Abstract

A scheme of the formation of concatamer structures consisting of two different oligonucleotides has been considered. It was shown that, in the general case, the dependence of the concentration of oligonucleotide components on temperature cannot be found in the analytic form. Therefore, it is impossible to find the thermodynamic parameters of the formation of concatamer complexes (deltaH0, deltaS0) and melting temperature by analyzing the profiles of thermal denaturation of oligonucleotide complexes. An algorithm of the numerical solution of implicit dependences has been developed. A number of approaches have been considered that simplify the analysis of thermal denaturation curves of concatamer complexes. It was shown that the analytical dependence of the efficiency of the concatamer formation on temperature can be described when duplex fragments have close stability and there is no cooperativity at the helix-helix interface. In this case, the dependence of melting temperature on thermodynamic parameters and oligonucleotide concentration has the same form as in the case of the duplex structure formed by a pair of noncomplementary oligonucleotides.
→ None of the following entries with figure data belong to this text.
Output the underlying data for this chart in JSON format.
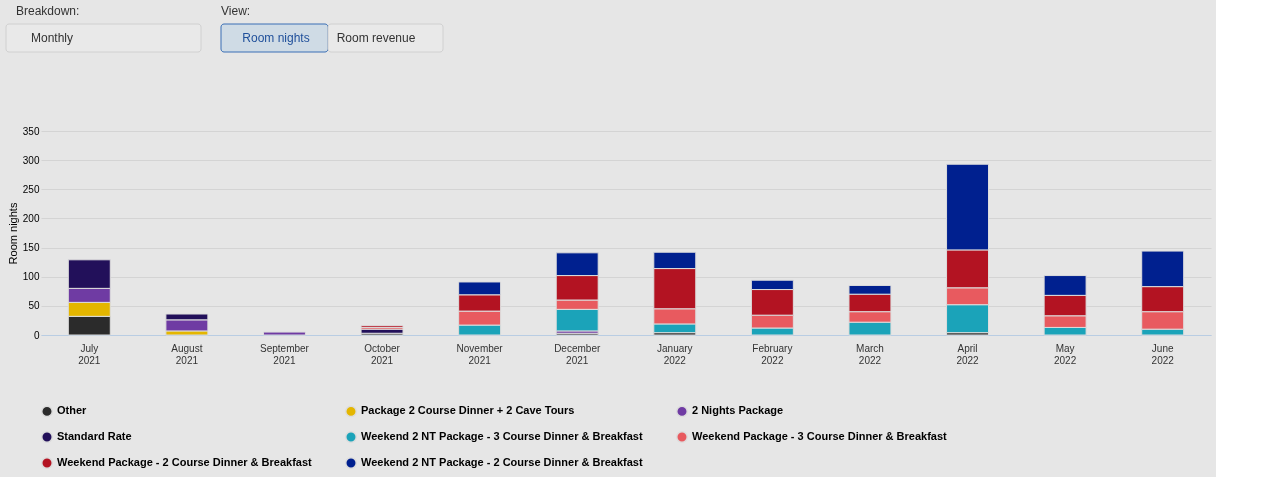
{
  "chart_data": {
    "type": "bar",
    "stacked": true,
    "ylabel": "Room nights",
    "ylim": [
      0,
      350
    ],
    "yticks": [
      0,
      50,
      100,
      150,
      200,
      250,
      300,
      350
    ],
    "grid": "y",
    "legend": "bottom",
    "annotations": [
      "Breakdown:",
      "Monthly",
      "View:",
      "Room nights",
      "Room revenue"
    ],
    "categories": [
      "July 2021",
      "August 2021",
      "September 2021",
      "October 2021",
      "November 2021",
      "December 2021",
      "January 2022",
      "February 2022",
      "March 2022",
      "April 2022",
      "May 2022",
      "June 2022"
    ],
    "series": [
      {
        "name": "Other",
        "color": "#2b2b2b",
        "values": [
          32,
          null,
          null,
          3,
          null,
          3,
          4,
          null,
          null,
          4,
          null,
          null
        ]
      },
      {
        "name": "Package 2 Course Dinner + 2 Cave Tours",
        "color": "#e4b600",
        "values": [
          24,
          7,
          null,
          null,
          null,
          null,
          null,
          null,
          null,
          null,
          null,
          null
        ]
      },
      {
        "name": "2 Nights Package",
        "color": "#6f3ba3",
        "values": [
          24,
          19,
          5,
          null,
          null,
          4,
          null,
          null,
          null,
          null,
          null,
          null
        ]
      },
      {
        "name": "Standard Rate",
        "color": "#22105a",
        "values": [
          49,
          10,
          null,
          7,
          null,
          null,
          null,
          null,
          null,
          null,
          null,
          null
        ]
      },
      {
        "name": "Weekend 2 NT Package - 3 Course Dinner & Breakfast",
        "color": "#1ba3b9",
        "values": [
          null,
          null,
          null,
          null,
          17,
          37,
          15,
          12,
          22,
          48,
          13,
          10
        ]
      },
      {
        "name": "Weekend Package - 3 Course Dinner & Breakfast",
        "color": "#e85a5f",
        "values": [
          null,
          null,
          null,
          3,
          24,
          16,
          26,
          22,
          18,
          29,
          20,
          30
        ]
      },
      {
        "name": "Weekend Package - 2 Course Dinner & Breakfast",
        "color": "#b31322",
        "values": [
          null,
          null,
          null,
          3,
          28,
          42,
          69,
          44,
          30,
          65,
          35,
          43
        ]
      },
      {
        "name": "Weekend 2 NT Package - 2 Course Dinner & Breakfast",
        "color": "#00208f",
        "values": [
          null,
          null,
          null,
          null,
          22,
          39,
          28,
          16,
          15,
          147,
          34,
          61
        ]
      }
    ]
  }
}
The capacity of various model approaches to describe the experimental curves of thermal denaturation of concatamer structures has been evaluated. For the case of concatamer structures used as signal amplifiers in DNA hybridization analysis, a function was introduced that shows a relative contribution of a concatamer of a fixed length to the magnitude of signal amplification. The dependence of the maximum of this function on the concentration of oligonucleotides, the thermodynamic characteristics of their complexes, and temperature has been determined. It was shown by the gel shift assay that the function of the length distribution of concatamers qualitatively correlates with the experimental dependences.